In 2001, Senator Barack Obama was the only member of the Illinois senate to speak against a bill that would have recognized premature abortion survivors as “persons.” The bill was in response to a Chicago-area hospital that was leaving such babies to die. Obama voted “present” on the bill after denouncing it. It passed the state Senate but died in a state house committee.
In 2003, a similar bill came before Obama’s health committee. He voted against it. But this time, the legislation was slightly different. This latter version was identical to the federal Born-Alive Infants Protection Act, which by then had already passed the U.S. Senate unanimously (with a hearty endorsement even from abortion advocate Sen. Barbara Boxer) and had been signed into law by President Bush.

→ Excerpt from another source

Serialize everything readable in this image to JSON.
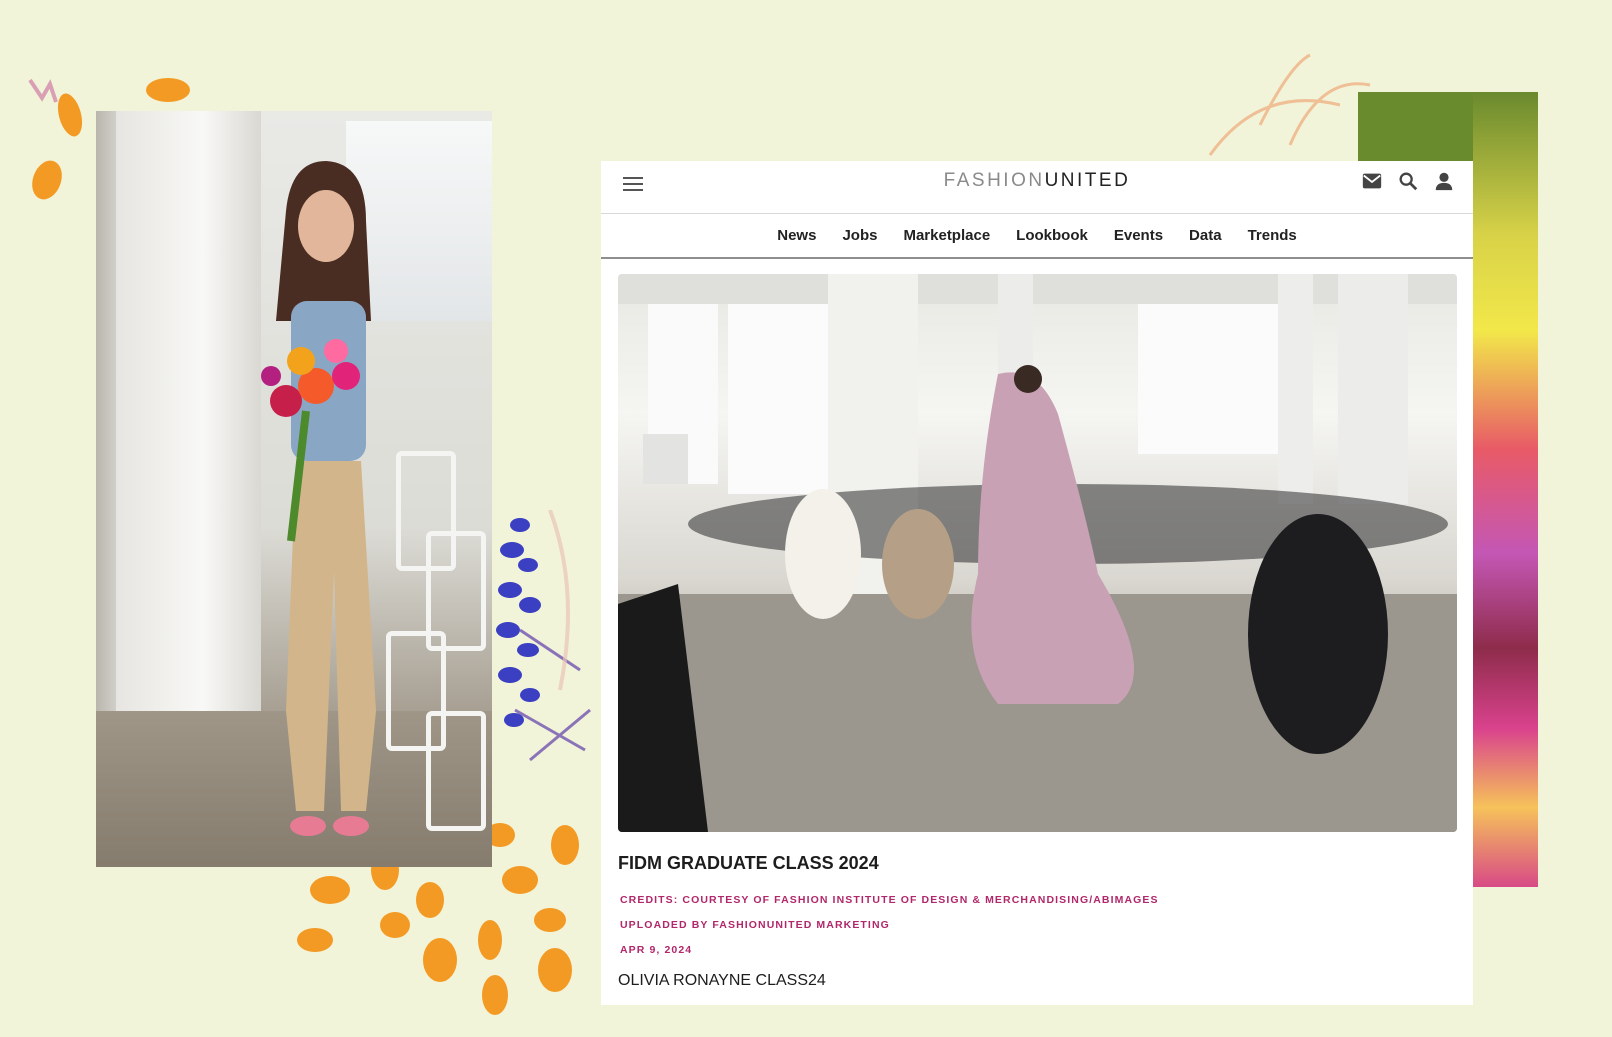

Sen. Obama is currently misleading people about what he voted against, specifically claiming that the bill he voted against in his committee lacked “neutrality” language on Roe v. Wade. The bill did contain this language. He even participated in the unanimous vote to put it in.
Obama’s work against the bill to protect premature babies represents one of two times in his political career, along with his speech against the Iraq war, that he really stuck out his neck for something that might hurt him politically. Unlike his Iraq speech, Obama is deeply embarrassed about this one — so embarrassed that he is offering a demonstrable falsehood in explanation for his actions. Fortunately, the documents showing the truth are now available.
At the end of last week, Obama gave an interview to CBN’s David Brody in which he repeated the false claim that the born-alive bills he worked, spoke, and voted against on this topic between 2001 and 2003 would have negatively affected Roe v. Wade. This has always been untrue, but, until last week, it appeared to be a debatable point that depended on one’s interpretation of the bill language. Every single version of the bill was neutral on Roe. Each one affected only babies already born, not ones in the womb.